KRACK WPA2 Vulnerability on BB10

Printable View

10-16-17, 11:18 PM
EFats

KRACK WPA2 Vulnerability on BB10

Does anyone have any updates on this?
Original source is here:
https://www.krackattacks.com/

Link to vulnerability notes from that document is here:
https://www.kb.cert.org/vuls/byvendo...&SearchOrder=4

For BlackBerry, it says the status is unknown, butnotification was October 13, just before the weekend and there is no update yet.
QNX is also an unknown but notification date was end of August so it's been a while.

Given that virtually every other big vendor is affected, I would be surprised if BlackBerry is not since it sounds like it is tied to one of the recommendation/implementation of the spec.

Will be interesting to see how BlackBerry will respond given that there are still enterprise customers using BlackBerry
10-16-17, 11:27 PM
EFats

So it seems the Playbook uses 4-way handshake
Troubleshooting Wi-Fi and networking on the BlackBerry PlayBook
which seems to be at the heart of the problem. Unless BlackBerry does something interesting, more likely than not we will be affected. However, realistically, I think you need BOTH our phones and the WiFi router to be patched to be secured. We'll see...
10-16-17, 11:56 PM
thurask

Short of BlackBerry putting out some statement about the effect, the lack of proof of concept means nobody here can test their BB10/BBOS/PBOS devices just yet.
10-16-17, 11:59 PM
Invictus0

I wouldn't be surprised if some of the vulnerabilities impacted BB10 as that's the case for other platforms, I guess we'll just have to wait for them to post an advisory.

https://ca.blackberry.com/enterprise...-response-team
10-17-17, 01:58 AM
Troy Tiscareno

I can't do anything about people's phones or other devices, but I patched the Ubiquiti WiFI access points for 38 customers (well over 100 APs in over 40 locations) in 30 minutes today. Cloud administration and fast response from Ubiquiti sure worked out nicely!
10-17-17, 05:47 PM
TheAmazingHarold

Good to know as that's what we use. Thought about tweeting BlackBerry support but they're completely useless when it comes to BB10 in my experience. Wouldn't be surprised if they just said "buy one of our new android powered devices".
10-17-17, 08:15 PM
ppeters914

1 Attachment(s)

Originally Posted by Troy Tiscareno

I can't do anything about people's phones or other devices, but I patched the Ubiquiti WiFI access points for 38 customers (well over 100 APs in over 40 locations) in 30 minutes today. Cloud administration and fast response from Ubiquiti sure worked out nicely!

Attachment 430650
10-18-17, 01:34 PM
anon(10321802)

Unless BlackBerry releases a statement to the contrary, the safest assumption is that BB10 and older devices are all vulnerable.
10-18-17, 01:38 PM
app_Developer

Originally Posted by Newfangled

Unless BlackBerry releases a statement to the contrary, the safest assumption is that BB10 and older devices are all vulnerable.

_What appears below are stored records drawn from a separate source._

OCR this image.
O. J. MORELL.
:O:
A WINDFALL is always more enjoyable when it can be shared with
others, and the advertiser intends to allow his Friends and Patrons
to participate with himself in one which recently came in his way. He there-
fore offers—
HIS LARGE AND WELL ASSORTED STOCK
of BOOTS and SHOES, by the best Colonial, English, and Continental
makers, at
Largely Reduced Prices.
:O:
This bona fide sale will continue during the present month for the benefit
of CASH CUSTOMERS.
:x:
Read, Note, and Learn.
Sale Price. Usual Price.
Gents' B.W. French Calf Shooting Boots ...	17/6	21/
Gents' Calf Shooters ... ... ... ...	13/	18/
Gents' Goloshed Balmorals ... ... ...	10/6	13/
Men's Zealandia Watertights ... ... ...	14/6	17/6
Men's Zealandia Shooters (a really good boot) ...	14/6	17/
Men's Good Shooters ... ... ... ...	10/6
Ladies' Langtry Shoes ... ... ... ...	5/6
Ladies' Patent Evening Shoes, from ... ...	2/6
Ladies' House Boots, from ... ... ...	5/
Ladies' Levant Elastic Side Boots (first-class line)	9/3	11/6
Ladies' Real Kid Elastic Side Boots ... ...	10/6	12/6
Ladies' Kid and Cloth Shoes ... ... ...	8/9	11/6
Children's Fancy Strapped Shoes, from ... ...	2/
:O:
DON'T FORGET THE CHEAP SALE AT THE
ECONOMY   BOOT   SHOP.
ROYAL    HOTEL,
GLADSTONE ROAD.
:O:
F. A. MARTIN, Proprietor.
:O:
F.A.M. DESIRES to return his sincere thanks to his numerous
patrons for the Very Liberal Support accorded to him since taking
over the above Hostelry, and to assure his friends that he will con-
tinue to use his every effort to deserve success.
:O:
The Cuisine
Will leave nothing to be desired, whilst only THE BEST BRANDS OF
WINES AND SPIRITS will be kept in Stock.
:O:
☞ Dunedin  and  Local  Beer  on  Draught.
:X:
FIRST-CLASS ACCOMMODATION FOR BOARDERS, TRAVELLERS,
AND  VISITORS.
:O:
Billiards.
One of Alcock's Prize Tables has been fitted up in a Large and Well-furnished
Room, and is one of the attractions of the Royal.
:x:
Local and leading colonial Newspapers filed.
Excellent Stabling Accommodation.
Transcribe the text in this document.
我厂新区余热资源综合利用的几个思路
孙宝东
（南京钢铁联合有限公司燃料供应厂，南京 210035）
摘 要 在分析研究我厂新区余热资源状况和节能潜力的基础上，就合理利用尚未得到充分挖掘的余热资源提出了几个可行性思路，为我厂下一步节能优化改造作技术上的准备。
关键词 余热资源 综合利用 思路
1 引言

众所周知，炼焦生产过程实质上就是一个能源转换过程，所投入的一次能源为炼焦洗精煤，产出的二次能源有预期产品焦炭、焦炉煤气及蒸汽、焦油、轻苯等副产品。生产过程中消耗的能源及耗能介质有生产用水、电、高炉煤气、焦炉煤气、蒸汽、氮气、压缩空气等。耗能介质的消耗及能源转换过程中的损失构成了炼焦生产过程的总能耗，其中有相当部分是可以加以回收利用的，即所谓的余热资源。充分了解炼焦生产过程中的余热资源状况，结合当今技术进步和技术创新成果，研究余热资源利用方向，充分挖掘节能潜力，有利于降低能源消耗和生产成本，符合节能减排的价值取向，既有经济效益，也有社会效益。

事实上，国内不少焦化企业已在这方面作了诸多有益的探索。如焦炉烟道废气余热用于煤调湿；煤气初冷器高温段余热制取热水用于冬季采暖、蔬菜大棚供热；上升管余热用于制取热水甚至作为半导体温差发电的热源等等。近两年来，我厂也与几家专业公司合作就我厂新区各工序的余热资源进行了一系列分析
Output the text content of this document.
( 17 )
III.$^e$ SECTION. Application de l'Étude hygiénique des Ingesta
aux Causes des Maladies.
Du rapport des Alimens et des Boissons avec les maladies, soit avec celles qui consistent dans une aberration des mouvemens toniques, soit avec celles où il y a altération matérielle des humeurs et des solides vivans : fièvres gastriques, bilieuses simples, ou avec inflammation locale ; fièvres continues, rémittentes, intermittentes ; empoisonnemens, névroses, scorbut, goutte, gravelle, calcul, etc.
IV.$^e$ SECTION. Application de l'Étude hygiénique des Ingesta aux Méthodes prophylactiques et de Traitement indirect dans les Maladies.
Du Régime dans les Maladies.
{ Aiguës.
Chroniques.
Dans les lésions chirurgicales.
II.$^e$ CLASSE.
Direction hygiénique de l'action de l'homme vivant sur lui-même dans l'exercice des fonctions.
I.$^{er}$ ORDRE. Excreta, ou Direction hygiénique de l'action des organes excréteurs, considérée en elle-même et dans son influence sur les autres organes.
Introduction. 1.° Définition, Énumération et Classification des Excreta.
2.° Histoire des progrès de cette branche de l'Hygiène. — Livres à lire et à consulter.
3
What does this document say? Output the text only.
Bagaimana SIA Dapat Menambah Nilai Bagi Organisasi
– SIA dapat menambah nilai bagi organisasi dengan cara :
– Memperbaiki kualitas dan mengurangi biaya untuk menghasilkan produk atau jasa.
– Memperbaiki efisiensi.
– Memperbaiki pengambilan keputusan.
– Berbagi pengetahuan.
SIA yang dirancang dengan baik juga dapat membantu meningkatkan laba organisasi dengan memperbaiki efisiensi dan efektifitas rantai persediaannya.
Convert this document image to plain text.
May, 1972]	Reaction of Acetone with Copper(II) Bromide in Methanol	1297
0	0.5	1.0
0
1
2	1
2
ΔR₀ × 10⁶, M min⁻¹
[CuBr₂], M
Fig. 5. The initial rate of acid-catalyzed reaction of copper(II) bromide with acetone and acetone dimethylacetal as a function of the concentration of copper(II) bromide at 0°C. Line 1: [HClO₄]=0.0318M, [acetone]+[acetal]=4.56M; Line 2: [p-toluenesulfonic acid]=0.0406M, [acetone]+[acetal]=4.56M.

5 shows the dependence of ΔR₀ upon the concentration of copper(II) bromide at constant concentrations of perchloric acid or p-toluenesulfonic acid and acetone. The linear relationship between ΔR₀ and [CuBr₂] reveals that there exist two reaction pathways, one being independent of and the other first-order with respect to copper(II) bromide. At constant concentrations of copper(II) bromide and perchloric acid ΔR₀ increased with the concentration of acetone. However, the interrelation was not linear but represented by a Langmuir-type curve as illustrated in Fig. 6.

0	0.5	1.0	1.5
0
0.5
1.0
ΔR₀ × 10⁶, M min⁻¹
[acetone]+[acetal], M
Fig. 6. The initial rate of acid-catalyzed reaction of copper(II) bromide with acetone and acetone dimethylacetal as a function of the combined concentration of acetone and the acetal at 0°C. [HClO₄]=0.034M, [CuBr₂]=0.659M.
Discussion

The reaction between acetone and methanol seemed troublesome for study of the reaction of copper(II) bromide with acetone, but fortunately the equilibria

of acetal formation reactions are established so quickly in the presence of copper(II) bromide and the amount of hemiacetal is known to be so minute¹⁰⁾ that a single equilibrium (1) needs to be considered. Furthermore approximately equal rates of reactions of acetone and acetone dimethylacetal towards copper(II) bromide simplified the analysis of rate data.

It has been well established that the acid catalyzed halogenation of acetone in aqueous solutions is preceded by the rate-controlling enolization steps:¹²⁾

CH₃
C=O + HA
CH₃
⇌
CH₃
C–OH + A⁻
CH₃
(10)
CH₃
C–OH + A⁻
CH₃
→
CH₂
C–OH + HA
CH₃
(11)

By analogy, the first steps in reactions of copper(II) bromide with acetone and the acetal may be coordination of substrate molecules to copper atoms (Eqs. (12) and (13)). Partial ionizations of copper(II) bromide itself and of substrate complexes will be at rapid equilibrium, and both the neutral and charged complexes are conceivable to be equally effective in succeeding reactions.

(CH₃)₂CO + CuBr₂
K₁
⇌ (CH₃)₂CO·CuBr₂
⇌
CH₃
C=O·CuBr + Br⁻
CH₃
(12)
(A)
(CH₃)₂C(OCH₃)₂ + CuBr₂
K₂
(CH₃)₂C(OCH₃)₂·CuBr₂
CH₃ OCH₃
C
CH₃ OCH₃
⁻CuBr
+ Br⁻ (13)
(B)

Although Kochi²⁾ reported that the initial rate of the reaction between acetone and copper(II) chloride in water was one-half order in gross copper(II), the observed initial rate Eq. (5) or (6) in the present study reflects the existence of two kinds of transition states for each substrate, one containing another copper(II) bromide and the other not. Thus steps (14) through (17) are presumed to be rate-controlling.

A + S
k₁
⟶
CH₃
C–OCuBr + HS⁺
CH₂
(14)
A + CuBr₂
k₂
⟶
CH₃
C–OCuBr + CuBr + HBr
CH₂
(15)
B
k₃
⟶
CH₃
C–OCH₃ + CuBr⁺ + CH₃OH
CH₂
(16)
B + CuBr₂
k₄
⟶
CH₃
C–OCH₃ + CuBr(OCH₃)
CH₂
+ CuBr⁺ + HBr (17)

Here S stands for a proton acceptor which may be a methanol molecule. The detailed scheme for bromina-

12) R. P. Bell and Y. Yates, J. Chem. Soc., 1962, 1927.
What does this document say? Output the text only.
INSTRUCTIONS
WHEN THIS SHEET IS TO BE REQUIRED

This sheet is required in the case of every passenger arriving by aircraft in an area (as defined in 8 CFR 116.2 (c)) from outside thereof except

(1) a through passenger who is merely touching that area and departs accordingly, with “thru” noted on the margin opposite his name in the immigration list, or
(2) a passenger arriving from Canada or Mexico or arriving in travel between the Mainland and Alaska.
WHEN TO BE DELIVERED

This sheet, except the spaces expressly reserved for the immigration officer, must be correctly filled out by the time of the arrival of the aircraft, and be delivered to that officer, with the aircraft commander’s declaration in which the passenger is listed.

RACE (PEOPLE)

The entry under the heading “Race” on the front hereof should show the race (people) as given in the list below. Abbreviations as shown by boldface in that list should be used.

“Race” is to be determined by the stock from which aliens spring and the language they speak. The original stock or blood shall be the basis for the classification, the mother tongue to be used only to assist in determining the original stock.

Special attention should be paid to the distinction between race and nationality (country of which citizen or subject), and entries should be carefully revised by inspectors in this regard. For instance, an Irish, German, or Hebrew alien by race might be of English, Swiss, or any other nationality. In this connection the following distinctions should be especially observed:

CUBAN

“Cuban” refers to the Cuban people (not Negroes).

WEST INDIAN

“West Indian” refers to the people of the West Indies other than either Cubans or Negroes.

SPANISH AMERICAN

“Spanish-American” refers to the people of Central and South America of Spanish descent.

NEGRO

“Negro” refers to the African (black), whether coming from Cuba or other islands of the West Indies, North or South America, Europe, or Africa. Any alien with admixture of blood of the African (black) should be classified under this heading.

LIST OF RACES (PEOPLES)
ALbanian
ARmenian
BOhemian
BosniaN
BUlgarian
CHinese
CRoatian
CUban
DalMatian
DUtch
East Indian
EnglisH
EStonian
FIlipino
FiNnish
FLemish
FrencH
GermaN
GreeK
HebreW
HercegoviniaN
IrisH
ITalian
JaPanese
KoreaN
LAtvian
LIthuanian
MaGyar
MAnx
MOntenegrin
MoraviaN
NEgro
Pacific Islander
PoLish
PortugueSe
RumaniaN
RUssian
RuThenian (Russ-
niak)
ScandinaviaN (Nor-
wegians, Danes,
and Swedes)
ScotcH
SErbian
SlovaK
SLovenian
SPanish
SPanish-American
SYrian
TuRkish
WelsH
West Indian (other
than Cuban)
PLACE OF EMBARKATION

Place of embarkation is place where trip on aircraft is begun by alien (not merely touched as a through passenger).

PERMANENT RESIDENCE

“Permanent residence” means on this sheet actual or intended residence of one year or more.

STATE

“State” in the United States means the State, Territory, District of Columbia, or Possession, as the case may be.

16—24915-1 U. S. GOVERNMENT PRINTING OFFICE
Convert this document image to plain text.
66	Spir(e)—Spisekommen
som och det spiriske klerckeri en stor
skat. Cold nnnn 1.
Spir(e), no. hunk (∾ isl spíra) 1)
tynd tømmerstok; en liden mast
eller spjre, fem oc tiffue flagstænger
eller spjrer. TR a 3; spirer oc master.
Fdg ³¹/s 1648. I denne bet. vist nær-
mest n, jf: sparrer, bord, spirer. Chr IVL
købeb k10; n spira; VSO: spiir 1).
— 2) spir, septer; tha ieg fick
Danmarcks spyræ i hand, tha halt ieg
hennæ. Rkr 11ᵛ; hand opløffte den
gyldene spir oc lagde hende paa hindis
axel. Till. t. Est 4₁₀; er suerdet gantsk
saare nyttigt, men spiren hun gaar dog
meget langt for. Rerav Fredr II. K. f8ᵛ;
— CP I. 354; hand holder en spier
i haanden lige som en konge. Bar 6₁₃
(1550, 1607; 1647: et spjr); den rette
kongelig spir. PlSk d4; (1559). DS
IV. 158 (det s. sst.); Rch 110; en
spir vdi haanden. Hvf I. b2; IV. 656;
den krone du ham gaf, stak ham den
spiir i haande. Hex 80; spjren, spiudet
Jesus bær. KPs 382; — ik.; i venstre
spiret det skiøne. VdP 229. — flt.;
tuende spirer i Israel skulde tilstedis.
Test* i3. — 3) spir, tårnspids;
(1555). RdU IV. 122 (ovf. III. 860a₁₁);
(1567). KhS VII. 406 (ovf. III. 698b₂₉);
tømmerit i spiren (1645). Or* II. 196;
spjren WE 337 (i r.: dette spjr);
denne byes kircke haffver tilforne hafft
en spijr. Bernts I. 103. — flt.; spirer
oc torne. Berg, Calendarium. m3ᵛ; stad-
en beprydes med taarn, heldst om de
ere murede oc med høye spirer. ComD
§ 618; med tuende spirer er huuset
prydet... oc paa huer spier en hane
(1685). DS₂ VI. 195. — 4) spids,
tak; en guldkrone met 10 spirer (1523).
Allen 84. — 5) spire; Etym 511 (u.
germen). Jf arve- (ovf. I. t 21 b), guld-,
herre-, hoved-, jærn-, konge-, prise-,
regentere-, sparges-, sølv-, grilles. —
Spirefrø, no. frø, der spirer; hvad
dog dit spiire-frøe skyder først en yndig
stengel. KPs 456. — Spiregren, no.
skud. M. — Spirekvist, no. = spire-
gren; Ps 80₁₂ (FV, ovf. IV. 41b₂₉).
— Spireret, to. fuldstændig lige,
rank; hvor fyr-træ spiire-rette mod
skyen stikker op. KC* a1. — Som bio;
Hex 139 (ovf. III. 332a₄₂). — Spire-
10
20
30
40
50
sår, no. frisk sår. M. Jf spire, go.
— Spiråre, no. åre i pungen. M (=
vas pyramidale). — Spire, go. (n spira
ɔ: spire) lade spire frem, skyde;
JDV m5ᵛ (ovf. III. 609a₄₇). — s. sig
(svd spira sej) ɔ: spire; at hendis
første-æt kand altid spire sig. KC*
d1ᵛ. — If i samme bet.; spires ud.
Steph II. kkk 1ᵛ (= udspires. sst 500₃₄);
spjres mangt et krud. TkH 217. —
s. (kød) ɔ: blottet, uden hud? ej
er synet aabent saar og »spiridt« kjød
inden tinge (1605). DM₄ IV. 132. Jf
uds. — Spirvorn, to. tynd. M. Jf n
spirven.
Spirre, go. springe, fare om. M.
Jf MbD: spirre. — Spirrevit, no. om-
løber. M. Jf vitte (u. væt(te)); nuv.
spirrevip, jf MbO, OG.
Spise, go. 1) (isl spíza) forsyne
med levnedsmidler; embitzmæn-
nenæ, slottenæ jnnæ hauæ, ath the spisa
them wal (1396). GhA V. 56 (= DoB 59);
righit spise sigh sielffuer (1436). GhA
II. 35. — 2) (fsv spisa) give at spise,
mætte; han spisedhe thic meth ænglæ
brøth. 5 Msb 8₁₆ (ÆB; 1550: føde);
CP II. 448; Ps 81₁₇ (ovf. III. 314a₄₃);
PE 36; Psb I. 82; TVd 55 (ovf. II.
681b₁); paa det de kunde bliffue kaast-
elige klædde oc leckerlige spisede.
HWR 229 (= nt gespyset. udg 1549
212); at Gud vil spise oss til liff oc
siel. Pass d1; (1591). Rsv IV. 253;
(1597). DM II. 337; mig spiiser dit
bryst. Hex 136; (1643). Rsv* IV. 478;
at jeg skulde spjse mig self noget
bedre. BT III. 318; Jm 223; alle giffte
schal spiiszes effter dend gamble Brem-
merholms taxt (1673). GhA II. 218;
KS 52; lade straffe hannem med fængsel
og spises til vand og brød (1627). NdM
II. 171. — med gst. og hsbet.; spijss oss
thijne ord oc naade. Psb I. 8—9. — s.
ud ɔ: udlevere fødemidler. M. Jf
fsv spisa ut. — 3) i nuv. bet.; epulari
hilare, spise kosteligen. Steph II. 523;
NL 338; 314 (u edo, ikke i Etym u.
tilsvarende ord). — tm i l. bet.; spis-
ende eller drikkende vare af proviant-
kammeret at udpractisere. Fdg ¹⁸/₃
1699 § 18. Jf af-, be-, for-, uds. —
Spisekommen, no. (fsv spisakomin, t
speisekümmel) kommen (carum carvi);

Having read the paper and gotten a couple of briefings finally, there are a few different related vulnerabilities. So there are varying degrees here.

But, yes, I would assume BB10 is at least vulnerable to the GSK re-install attack. Every device they tested was vulnerable to that one, because a correct implementation of the spec makes you vulnerable. Some devices were vulnerable to other attacks as well.